Nicht ganz so grüne Tradition
Im März, wenn Valencia seine „Fallas“ feiert, ein rund 200 Jahre altes Volksfest und seit 2016 auf der UNESCO-Liste des immateriellen Kulturerbes der Menschheit, kann von weniger Lärm und Luftreinheit, wichtigen Indikatoren einer grünen Hauptstadt, nicht mehr die Rede sein. Die Fallas zählen zu den lautesten und kontaminationsreichsten Volksfesten Spaniens. Unter Knallkörpern entlädt sich allerorten die Freude. Und in der „Nacht des Feuers“ vom 19. auf den 20. März gehen hunderte Figuren und Ensembles aus Holz und Pappmaché in Rauch und Flammen auf und begrüßen symbolisch das Frühjahr.

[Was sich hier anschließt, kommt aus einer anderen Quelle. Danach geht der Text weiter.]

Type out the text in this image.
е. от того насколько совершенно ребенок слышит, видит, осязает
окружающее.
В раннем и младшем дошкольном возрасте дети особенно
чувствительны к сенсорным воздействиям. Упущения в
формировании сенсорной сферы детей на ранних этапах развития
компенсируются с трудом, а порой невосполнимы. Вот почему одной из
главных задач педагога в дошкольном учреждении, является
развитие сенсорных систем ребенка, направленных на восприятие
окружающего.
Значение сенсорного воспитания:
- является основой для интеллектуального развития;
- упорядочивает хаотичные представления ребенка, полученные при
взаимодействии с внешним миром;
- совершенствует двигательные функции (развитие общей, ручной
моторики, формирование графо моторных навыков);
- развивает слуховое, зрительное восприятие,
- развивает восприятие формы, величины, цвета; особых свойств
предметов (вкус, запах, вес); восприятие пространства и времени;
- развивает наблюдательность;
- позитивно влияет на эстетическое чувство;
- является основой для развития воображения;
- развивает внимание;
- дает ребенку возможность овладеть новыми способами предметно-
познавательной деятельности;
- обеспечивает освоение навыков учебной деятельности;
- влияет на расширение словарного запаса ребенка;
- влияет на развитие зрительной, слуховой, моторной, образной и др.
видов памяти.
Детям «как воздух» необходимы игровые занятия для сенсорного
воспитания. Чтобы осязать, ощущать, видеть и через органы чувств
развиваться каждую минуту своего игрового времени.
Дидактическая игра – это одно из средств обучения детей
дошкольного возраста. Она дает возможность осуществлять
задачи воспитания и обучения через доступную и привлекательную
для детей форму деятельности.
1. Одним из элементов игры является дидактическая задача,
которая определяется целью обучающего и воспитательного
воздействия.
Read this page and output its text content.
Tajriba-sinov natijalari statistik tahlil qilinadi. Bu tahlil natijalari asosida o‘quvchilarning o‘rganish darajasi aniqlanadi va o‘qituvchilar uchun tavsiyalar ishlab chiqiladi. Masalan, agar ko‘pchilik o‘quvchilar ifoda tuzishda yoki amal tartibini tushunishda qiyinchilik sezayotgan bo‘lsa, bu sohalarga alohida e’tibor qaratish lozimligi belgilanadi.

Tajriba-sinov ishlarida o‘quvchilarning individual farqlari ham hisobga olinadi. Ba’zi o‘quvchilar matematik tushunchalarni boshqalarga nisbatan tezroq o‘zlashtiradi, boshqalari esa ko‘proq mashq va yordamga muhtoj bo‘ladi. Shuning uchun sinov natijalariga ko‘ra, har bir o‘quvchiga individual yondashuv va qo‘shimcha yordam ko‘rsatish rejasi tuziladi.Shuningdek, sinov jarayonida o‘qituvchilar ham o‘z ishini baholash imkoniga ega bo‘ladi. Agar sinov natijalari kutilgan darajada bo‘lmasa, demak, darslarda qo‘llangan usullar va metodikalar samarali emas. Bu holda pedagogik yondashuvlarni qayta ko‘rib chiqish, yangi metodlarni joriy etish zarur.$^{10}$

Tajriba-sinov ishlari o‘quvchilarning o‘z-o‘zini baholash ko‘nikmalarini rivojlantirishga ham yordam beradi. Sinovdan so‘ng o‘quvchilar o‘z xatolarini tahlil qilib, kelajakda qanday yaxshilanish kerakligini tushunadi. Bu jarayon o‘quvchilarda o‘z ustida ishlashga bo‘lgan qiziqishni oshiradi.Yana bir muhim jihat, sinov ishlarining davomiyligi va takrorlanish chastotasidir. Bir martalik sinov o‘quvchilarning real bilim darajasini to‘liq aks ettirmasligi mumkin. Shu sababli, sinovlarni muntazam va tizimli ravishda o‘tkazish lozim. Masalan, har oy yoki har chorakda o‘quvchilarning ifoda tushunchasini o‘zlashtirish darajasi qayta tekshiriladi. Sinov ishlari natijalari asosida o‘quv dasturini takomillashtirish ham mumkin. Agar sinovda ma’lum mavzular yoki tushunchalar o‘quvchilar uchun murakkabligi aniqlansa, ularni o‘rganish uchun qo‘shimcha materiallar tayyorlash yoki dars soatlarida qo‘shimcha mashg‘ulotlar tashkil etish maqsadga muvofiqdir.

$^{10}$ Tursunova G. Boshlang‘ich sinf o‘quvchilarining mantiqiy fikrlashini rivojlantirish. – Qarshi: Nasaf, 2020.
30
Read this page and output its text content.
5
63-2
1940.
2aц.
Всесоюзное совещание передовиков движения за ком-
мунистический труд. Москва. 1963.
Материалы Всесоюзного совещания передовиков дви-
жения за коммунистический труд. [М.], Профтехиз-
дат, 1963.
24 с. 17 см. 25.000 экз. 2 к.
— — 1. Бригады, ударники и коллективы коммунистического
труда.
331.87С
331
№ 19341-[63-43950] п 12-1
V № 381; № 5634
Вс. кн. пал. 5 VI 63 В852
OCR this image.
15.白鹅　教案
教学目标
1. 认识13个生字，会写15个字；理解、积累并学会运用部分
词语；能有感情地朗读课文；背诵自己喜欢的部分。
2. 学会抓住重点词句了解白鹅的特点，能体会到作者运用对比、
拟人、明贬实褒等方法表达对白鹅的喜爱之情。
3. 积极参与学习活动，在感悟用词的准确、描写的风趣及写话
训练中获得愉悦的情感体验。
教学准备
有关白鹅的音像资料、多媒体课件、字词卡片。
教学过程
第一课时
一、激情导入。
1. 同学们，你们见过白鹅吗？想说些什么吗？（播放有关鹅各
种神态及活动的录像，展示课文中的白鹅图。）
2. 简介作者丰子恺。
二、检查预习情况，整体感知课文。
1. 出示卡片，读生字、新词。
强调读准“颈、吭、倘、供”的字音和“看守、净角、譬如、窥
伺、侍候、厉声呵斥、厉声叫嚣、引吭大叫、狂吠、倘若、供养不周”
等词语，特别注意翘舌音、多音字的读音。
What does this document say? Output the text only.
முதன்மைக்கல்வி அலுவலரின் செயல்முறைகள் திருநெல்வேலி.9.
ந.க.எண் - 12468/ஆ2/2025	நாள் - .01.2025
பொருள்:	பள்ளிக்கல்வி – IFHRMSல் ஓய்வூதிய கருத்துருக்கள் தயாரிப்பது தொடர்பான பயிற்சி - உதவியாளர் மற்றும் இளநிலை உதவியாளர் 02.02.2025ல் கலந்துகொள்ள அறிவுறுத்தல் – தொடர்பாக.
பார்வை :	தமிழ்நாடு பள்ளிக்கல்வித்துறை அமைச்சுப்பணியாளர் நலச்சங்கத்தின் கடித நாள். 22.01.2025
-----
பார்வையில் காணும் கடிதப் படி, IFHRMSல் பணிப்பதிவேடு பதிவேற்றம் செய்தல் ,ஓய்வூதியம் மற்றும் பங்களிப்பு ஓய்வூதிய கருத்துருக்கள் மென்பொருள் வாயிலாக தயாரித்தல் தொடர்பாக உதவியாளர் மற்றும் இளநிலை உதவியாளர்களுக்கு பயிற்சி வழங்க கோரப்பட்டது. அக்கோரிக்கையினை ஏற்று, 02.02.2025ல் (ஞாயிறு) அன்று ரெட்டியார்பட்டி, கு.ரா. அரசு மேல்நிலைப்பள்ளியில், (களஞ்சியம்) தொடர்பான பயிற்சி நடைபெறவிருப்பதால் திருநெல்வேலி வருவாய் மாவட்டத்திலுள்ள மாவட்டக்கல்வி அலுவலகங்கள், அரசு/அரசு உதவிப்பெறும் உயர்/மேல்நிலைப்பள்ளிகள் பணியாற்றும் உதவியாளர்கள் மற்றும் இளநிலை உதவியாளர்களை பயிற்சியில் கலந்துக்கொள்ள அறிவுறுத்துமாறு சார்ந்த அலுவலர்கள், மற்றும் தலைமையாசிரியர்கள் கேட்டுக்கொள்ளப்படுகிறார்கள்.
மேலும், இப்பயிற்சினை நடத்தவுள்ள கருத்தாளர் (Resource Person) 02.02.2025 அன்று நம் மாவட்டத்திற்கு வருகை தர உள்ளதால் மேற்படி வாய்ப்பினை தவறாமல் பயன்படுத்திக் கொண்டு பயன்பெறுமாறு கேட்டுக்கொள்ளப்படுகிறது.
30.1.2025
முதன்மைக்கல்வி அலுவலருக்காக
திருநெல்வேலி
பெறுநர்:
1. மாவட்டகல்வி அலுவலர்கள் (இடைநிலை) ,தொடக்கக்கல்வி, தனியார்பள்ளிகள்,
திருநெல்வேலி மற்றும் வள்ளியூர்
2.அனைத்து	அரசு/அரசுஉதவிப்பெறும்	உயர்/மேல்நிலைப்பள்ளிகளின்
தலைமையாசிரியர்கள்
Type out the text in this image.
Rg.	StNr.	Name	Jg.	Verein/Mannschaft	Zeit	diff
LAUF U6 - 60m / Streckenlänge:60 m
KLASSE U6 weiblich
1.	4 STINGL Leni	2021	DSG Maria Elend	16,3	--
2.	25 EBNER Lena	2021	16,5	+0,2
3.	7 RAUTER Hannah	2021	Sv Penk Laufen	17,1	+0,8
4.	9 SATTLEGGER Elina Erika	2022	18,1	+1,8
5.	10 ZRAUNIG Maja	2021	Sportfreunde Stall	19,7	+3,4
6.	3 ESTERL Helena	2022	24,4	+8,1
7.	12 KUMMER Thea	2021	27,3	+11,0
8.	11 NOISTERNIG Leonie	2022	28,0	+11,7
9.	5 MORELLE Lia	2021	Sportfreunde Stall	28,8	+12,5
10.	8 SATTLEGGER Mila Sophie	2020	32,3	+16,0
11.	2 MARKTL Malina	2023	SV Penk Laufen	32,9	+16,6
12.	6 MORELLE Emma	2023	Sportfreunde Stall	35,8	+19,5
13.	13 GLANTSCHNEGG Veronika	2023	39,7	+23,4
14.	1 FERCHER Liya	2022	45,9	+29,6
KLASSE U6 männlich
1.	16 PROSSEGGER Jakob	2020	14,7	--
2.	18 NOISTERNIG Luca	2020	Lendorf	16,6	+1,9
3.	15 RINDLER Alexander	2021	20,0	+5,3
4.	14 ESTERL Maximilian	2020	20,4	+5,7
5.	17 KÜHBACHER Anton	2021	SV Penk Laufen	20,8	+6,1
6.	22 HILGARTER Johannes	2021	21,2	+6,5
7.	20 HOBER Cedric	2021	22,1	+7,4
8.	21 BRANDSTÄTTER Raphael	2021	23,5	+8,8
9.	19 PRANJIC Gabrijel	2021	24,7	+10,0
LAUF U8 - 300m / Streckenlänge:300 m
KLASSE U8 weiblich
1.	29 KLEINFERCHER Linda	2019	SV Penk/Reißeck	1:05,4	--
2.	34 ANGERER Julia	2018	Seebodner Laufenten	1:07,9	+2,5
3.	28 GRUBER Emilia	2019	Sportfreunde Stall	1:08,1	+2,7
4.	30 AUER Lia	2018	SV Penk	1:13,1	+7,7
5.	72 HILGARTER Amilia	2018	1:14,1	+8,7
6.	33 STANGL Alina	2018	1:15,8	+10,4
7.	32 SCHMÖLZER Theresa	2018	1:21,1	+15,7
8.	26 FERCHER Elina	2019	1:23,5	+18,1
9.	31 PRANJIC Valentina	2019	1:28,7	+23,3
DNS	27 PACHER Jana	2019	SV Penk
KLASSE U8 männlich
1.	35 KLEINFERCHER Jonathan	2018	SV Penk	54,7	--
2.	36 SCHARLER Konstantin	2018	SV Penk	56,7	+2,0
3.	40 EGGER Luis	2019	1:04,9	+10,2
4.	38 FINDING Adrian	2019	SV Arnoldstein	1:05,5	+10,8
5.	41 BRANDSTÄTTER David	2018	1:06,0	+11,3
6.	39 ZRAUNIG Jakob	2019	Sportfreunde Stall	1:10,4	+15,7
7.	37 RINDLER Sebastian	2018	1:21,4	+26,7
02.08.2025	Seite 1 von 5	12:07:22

Eine überflüssigere Umweltbelastung ist kaum möglich, doch Tradition ist Tradition. Darauf will selbst in der Umwelthauptstadt Europas niemand verzichten.
Zurück zur Stille im Bett des Turia
Wer ungetrübte Luft liebt, kommt besser vor oder nach den Fallas. Ideales Fortbewegungsmittel ist das Rad. Da strampelt man ans Meer und bis zur Marina, durch die fruchtbare Huerta oder das alte Bett des Turia, einen der längsten Flussparks Europas. Palmen und Kiefern säumen die Strecke, Oleander, Orangenbäume, Bougainvilleen, dazu die Wassergärten der „Stadt der Künste und Wissenschaften“, Monumentalwerk des Stararchitekten und gebürtigen Valencianers Santiago Calatrava. Eindrücke und Farben explodieren – und das in aller Stille.
Weitere Infos
Die Eröffnungsveranstaltung findet am 11. und 12. Januar im Musikpalast von Valencia statt.
Direktflüge nach Valencia gibt es unter anderem ab München, Berlin, Hamburg, Frankfurt am Main, Stuttgart und Düsseldorf.
Im Laufe des Jahres sind knapp 400 Programmpunkte rund ums Thema der Grünen Hauptstadt Europas geplant.
Radverleih: Es gibt diverse Anbieter, unter anderem Doyoubike, Passion Bike Serranos und The Easy Way. Auch geführte Biketouren sind im Angebot.